Stefan Pohl Computer Chess

private website for chessengine-tests


NN MEA testing

 

The MEA tool by Ferdinand Mosca (programming) and Ed Schroeder (epd-sets) is a great tool, which solves epd-sets with multiple possible best-moves (with different scores!) automatically and summarizes the score-points of the moves, found by the engine. Ed Schroeder built some huge epd-sets. I use 50000 of the epd-positions, calculated by Stockfish 11

 

You find the MEA tool here

Download the huge 50000 positions epd-file, which I use for testing, here

Download a small textfile with a short manual and examples how to use MEA with lc0 here

 

MEA is really great for testing neural-nets, because it is possible to let lc0 calculate the board-position (1 node), only. For that, you have to set the MEA-thinkingtime to 1ms and give the option Slowmover=0 to lc0. If you do so, one testrun takes some minutes (10x128 nets) up to 90 minutes (30x384 nets), only, even though lc0 CPU is used. So, you do not need a modern GPU in your machine...
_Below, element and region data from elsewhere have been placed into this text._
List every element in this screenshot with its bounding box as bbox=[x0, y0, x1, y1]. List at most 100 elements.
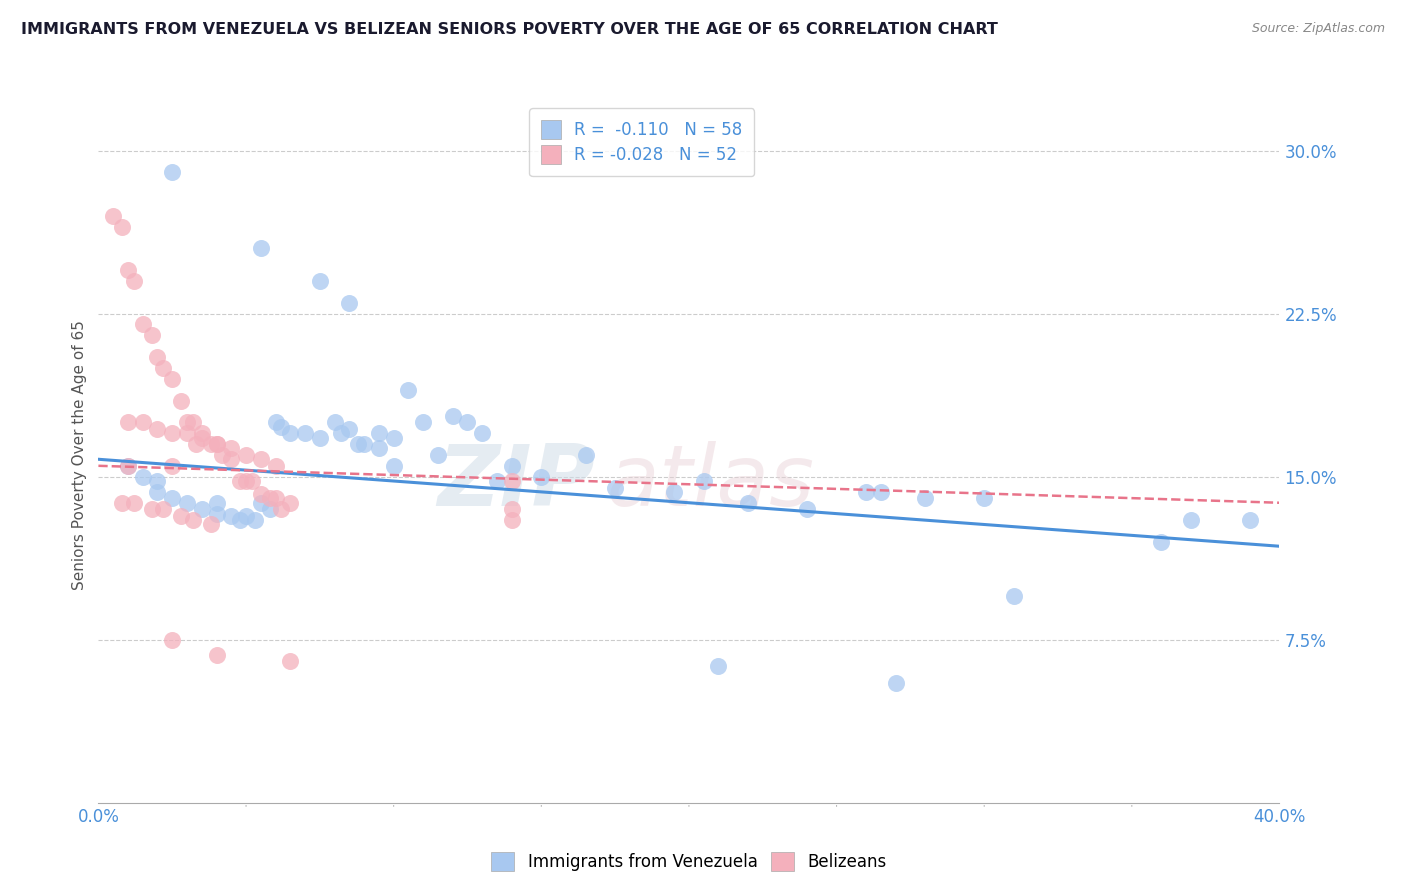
Point bbox=[796, 502, 818, 516]
Point bbox=[382, 431, 405, 445]
Point bbox=[240, 474, 263, 488]
Point bbox=[471, 426, 494, 441]
Point bbox=[229, 474, 252, 488]
Point bbox=[278, 426, 302, 441]
Point bbox=[278, 655, 302, 669]
Point bbox=[294, 426, 316, 441]
Point bbox=[309, 431, 332, 445]
Point bbox=[855, 484, 877, 499]
Point bbox=[219, 508, 242, 523]
Point bbox=[664, 484, 686, 499]
Point bbox=[146, 484, 169, 499]
Point bbox=[117, 458, 139, 473]
Point bbox=[205, 648, 228, 662]
Point bbox=[693, 474, 716, 488]
Point bbox=[132, 318, 155, 332]
Point bbox=[884, 676, 907, 690]
Point bbox=[162, 372, 183, 386]
Point bbox=[235, 474, 257, 488]
Point bbox=[229, 513, 252, 527]
Text: IMMIGRANTS FROM VENEZUELA VS BELIZEAN SENIORS POVERTY OVER THE AGE OF 65 CORRELA: IMMIGRANTS FROM VENEZUELA VS BELIZEAN SE… bbox=[21, 22, 998, 37]
Point bbox=[152, 502, 174, 516]
Point bbox=[412, 415, 434, 429]
Point bbox=[162, 426, 183, 441]
Point bbox=[1180, 513, 1202, 527]
Point bbox=[707, 658, 730, 673]
Point bbox=[205, 437, 228, 451]
Text: Source: ZipAtlas.com: Source: ZipAtlas.com bbox=[1251, 22, 1385, 36]
Point bbox=[441, 409, 464, 423]
Point bbox=[170, 508, 193, 523]
Point bbox=[205, 507, 228, 521]
Point bbox=[353, 437, 375, 451]
Point bbox=[146, 474, 169, 488]
Point bbox=[486, 474, 509, 488]
Point bbox=[574, 448, 596, 462]
Point bbox=[184, 437, 207, 451]
Point bbox=[501, 502, 523, 516]
Point bbox=[368, 442, 391, 456]
Point bbox=[103, 209, 125, 223]
Point bbox=[132, 469, 155, 483]
Point bbox=[162, 632, 183, 647]
Point bbox=[270, 419, 292, 434]
Point bbox=[122, 274, 145, 288]
Point bbox=[111, 496, 134, 510]
Point bbox=[141, 328, 163, 343]
Point bbox=[270, 502, 292, 516]
Point bbox=[250, 452, 273, 467]
Point bbox=[501, 458, 523, 473]
Point bbox=[243, 513, 266, 527]
Point bbox=[605, 481, 627, 495]
Point bbox=[200, 517, 222, 532]
Point bbox=[368, 426, 391, 441]
Y-axis label: Seniors Poverty Over the Age of 65: Seniors Poverty Over the Age of 65 bbox=[72, 320, 87, 590]
Point bbox=[141, 502, 163, 516]
Point bbox=[737, 496, 759, 510]
Point bbox=[170, 393, 193, 408]
Point bbox=[259, 502, 281, 516]
Point bbox=[219, 452, 242, 467]
Point bbox=[117, 263, 139, 277]
Point bbox=[278, 496, 302, 510]
Point bbox=[382, 458, 405, 473]
Legend: R =  -0.110   N = 58, R = -0.028   N = 52: R = -0.110 N = 58, R = -0.028 N = 52 bbox=[529, 109, 754, 176]
Point bbox=[205, 437, 228, 451]
Point bbox=[181, 513, 204, 527]
Text: atlas: atlas bbox=[606, 442, 814, 524]
Point bbox=[162, 458, 183, 473]
Point bbox=[501, 513, 523, 527]
Point bbox=[176, 415, 198, 429]
Legend: Immigrants from Venezuela, Belizeans: Immigrants from Venezuela, Belizeans bbox=[482, 843, 896, 880]
Point bbox=[176, 496, 198, 510]
Point bbox=[191, 502, 214, 516]
Point bbox=[111, 219, 134, 234]
Point bbox=[235, 508, 257, 523]
Point bbox=[1239, 513, 1261, 527]
Point bbox=[259, 491, 281, 506]
Point bbox=[191, 426, 214, 441]
Point bbox=[914, 491, 936, 506]
Point bbox=[205, 496, 228, 510]
Point bbox=[191, 431, 214, 445]
Point bbox=[329, 426, 352, 441]
Point bbox=[122, 496, 145, 510]
Point bbox=[250, 241, 273, 255]
Point bbox=[219, 442, 242, 456]
Point bbox=[162, 491, 183, 506]
Point bbox=[396, 383, 419, 397]
Point bbox=[146, 422, 169, 436]
Point bbox=[117, 458, 139, 473]
Point bbox=[176, 426, 198, 441]
Point bbox=[146, 350, 169, 364]
Point bbox=[152, 360, 174, 375]
Point bbox=[973, 491, 995, 506]
Point bbox=[427, 448, 450, 462]
Point bbox=[869, 484, 891, 499]
Point bbox=[250, 487, 273, 501]
Point bbox=[117, 415, 139, 429]
Point bbox=[1002, 589, 1025, 603]
Point bbox=[132, 415, 155, 429]
Point bbox=[200, 437, 222, 451]
Point bbox=[211, 448, 233, 462]
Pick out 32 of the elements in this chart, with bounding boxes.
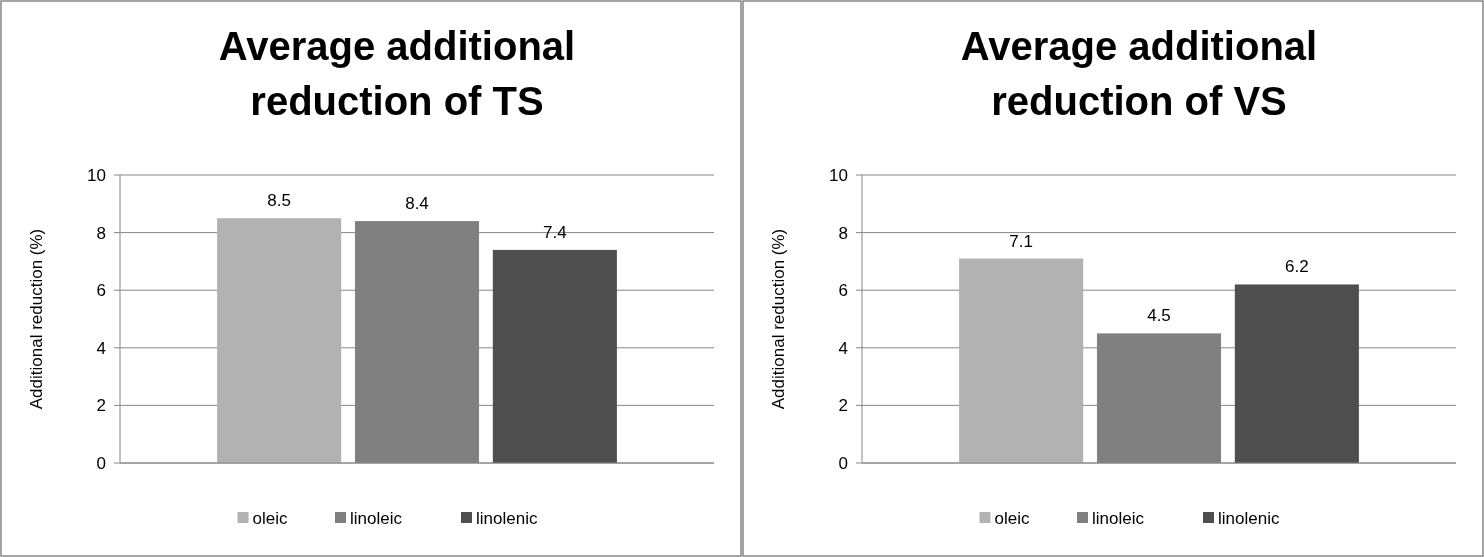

The 2 disadvantages are, that you can not compare nets of different sizes, because bigger nets are better than smaller nets, when only the board-position is calculated and no MCTS is done. And you get only a result in score-points by MEA, no Elo-number. 

 

But, of course, it is possible to use MEA with thinking-time and lc0 running on a modern GPU, too. Then, a testrun will take longer, but the results of different net-sizes are compareable.  But, on a fast GPU Lc0 (and Stockfish on a fast CPU) is too strong for the MEA-testing IMHO. With 5''/position, Stockfish scored more than 0.870 (87%), which seems too much to me, especially mentioning more progress of the engines in the future. So, I can not recommend using MEA in that way. But for testing of NNs with 1 node/position, MEA is just perfect.

 

 

1 node/position testresults of neural-nets, for each testrun 50000 positions of the epd-file were calculated.

Latest update: 20/09/17 (New results of both training-runs and J92-170 net)

 

Netsize 10x128 results here (results of T72-nets (training run 2))

Netsize 19x256 and 20x256 results here

Netsize 24x320 results here (results of T60-nets (training run 1))

Netsize 30x384 results here

 

 

Best nets, tested so far here with MEA:

Netsize 10x128 best net overall: 703810 (best net of training run 2: 721894)

Netsize 19x256 and 20x256 best net overall: LS 15

Netsize 24x320 best net overall: T60B.7-135 (best net of training run 1: 64991)

Netsize 30x384 best net overall: J92-160

 

 

I made some comparsions of some lc0-results on discord and in the FGRL-ratinglist. And it seems, that an increasing scorerate of +0.001 is around +2 Elo gain...but only with nets of the same size. Never compare MEA-results of different net-sizes, when only 1 node per testposition was calculated, because that is an huge advantage for bigger nets!

Example: On discord, a 1000 games testrun between LS 14.3 and t40-1541 net (both 20x256 size!!!) gave +25 Elo for LS 14.3. In my MEA 1 node testings, LS 14.3 has a scorerate of 0.657 and t40-1541 has a scorerate of 0.645. 

The difference is 0.012. Means: 12 * 2 = +24 Elo.